Erdoğan tek adam rejimini büyük oranda yerleştirdi. Bütün bunlara rağmen hala kendisini güvende hissetmiyor. Çünkü Kürtleri çökertemediler. Türkiye’nin sol ve demokratik güçleri, kadınlar, Aleviler ve emek örgütleri teslim olmadı. Yerel seçimlerde büyük şehirleri alamazsa konumu tartışmaya girecek. Ayrıca İstanbul onlar için büyük bir rant alanı. Maddiyatla kendisine bağladığı güçleri yemlemesi gerekir. Bu açıdan İstanbul dahil seçimi almak için bütün yol ve yöntemlere başvuracaktır. Mayıs seçimleri örnektir, daha kötüsünü de beklemek gerekir.

Seçimler Kürtler ve demokrasi güçleri için de bir fırsat olarak görülmeli. Öncelikle anti faşist güçler birleşmeli ve halkla buluşmak için seferber olmalıdırlar.
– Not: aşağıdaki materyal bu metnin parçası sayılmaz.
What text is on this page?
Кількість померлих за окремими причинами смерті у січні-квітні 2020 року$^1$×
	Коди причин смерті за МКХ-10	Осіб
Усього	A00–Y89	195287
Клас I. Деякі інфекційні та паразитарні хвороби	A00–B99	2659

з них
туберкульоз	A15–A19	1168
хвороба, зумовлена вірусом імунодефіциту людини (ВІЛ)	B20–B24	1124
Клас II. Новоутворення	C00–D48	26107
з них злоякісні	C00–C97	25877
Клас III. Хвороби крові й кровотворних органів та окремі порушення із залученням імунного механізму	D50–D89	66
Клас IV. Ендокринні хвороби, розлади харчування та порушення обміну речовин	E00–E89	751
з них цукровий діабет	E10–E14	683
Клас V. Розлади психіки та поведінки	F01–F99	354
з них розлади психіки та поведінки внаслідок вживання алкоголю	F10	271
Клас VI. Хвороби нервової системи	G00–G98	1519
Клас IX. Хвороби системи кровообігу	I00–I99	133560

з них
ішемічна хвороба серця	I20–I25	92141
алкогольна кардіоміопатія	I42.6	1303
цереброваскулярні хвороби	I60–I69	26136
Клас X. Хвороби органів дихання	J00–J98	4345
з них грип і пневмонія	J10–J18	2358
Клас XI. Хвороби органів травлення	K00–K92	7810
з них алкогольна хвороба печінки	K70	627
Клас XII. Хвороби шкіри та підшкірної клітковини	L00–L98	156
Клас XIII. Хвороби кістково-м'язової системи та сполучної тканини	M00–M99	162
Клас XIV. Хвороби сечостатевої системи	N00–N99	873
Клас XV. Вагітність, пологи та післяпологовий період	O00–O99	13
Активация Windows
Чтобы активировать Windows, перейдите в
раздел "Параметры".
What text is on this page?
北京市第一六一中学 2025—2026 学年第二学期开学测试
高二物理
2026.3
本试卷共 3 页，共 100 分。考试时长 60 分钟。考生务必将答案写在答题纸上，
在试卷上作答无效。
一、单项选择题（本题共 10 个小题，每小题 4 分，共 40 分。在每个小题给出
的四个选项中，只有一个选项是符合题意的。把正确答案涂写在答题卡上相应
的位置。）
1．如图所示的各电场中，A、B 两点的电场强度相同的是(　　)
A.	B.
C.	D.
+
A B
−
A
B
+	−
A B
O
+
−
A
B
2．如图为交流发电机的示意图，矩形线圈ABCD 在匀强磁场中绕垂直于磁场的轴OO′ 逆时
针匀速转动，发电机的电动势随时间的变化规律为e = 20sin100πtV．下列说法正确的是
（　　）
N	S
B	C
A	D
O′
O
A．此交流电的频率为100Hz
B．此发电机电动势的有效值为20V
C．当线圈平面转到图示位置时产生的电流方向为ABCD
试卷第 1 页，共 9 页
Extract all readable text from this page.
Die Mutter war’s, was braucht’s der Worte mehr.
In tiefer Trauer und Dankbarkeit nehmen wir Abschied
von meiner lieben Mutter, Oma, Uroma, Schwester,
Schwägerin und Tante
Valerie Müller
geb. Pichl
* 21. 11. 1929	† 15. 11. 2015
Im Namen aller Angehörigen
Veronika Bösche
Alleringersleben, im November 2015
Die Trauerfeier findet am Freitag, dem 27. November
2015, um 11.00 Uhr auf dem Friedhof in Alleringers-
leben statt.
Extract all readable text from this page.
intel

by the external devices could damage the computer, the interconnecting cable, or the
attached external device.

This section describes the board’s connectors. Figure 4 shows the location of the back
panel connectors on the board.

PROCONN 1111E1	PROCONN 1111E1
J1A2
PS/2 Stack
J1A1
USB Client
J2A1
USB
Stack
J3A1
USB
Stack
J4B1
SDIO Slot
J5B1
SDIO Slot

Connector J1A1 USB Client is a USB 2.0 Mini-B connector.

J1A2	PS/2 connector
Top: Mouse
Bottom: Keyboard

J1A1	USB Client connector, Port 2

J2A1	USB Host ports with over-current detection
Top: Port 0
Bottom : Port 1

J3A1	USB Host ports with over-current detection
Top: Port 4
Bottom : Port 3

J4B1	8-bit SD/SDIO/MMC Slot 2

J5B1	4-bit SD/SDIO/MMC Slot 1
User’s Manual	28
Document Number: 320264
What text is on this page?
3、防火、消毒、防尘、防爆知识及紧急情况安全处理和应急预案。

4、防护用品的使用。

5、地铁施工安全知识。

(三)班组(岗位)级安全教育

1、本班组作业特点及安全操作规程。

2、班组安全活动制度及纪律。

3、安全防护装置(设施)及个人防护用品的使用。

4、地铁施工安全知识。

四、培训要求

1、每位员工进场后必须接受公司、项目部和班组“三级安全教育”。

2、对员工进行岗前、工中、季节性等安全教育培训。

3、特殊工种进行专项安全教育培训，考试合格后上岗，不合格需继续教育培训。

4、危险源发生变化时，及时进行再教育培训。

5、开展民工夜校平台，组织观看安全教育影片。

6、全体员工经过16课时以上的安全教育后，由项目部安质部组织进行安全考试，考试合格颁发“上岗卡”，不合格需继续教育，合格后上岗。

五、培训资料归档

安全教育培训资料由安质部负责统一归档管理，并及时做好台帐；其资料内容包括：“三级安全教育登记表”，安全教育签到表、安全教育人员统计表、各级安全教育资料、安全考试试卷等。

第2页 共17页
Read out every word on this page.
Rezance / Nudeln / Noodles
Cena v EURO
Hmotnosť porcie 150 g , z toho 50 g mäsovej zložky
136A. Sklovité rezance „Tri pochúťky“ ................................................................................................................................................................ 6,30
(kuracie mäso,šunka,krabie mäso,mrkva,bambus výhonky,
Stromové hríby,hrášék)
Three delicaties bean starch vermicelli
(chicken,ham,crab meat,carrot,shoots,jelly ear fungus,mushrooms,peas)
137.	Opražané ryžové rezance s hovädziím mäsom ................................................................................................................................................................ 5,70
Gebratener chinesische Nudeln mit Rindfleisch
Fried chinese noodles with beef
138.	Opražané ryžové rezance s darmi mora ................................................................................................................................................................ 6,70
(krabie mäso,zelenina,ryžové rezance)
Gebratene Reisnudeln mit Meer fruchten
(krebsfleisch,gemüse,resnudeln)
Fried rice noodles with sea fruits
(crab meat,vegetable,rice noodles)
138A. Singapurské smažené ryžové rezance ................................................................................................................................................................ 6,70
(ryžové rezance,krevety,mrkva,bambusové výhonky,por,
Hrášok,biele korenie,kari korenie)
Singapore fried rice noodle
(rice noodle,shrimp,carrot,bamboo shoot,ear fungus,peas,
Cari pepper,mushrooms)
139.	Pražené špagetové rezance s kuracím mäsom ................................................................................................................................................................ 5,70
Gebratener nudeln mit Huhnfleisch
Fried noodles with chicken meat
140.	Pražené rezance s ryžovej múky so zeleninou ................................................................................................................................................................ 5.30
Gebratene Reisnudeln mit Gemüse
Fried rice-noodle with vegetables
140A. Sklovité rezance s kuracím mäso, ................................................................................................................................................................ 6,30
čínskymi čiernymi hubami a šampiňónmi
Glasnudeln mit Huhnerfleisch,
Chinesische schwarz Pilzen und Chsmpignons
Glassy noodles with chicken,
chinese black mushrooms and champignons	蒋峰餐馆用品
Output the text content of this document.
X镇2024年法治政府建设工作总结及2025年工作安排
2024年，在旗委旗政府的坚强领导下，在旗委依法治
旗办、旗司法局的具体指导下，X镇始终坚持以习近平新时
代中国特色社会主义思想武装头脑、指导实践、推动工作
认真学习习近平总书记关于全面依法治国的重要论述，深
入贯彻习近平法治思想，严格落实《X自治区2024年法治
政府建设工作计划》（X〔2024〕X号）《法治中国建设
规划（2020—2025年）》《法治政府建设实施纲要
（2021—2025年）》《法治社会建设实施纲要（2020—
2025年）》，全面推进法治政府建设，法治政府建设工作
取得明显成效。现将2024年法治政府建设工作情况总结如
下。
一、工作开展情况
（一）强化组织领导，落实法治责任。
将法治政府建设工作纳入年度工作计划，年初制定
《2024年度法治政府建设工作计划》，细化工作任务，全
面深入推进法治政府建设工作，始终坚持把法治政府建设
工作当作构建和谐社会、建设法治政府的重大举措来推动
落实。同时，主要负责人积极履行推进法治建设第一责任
Değişik biçimlerde seçim ittifakları yapılabilir. Ama sol ve demokrasi güçlerinin ittifakı stratejik ve anti faşist temelde olmalıdır. Bu ittifak seçimlerle sınırlı kalmamalıdır. Türkiye halkları savaşın ağır faturasını ödüyor. Binlerce insanın can kaybı var. Bu savaş Türkiye’nin hiçbir sorununu çözmedi. Kürtleri öldürmek ve inkarla Türkiye düze çıkmadı. Bu yönetim çıkmazı daha da derinleştirmek için uğraşıyor.

Yaşananlardan dersler çıkararak 31 Mart’ı faşizmin önünü kesme hedefli ele almak gerek. Baskılar, hileler, provokasyonlar vb. olacak. Bütün oyunları ve baskıları boşa çıkaracak bir kararlılıkla seçim kampanyası yürütülmelidir. Zindanlarda ağır tecride rağmen bir direniş var. İçeride ve dışarıda direnişleri birleştirip büyütmek önemli sonuçlar ortaya çıkaracaktır.

MHP, AKP, Ergenekon ve Hüda-Par gerici faşist bloku Türkiye’ye karanlıklara çekmek için var gücüyle çalışıyor ve bütün kötülükleri örgütlüyorlar. Buna karşı da anti faşist devrimci demokratik bir ittifakla karşılık vermek gerekiyor.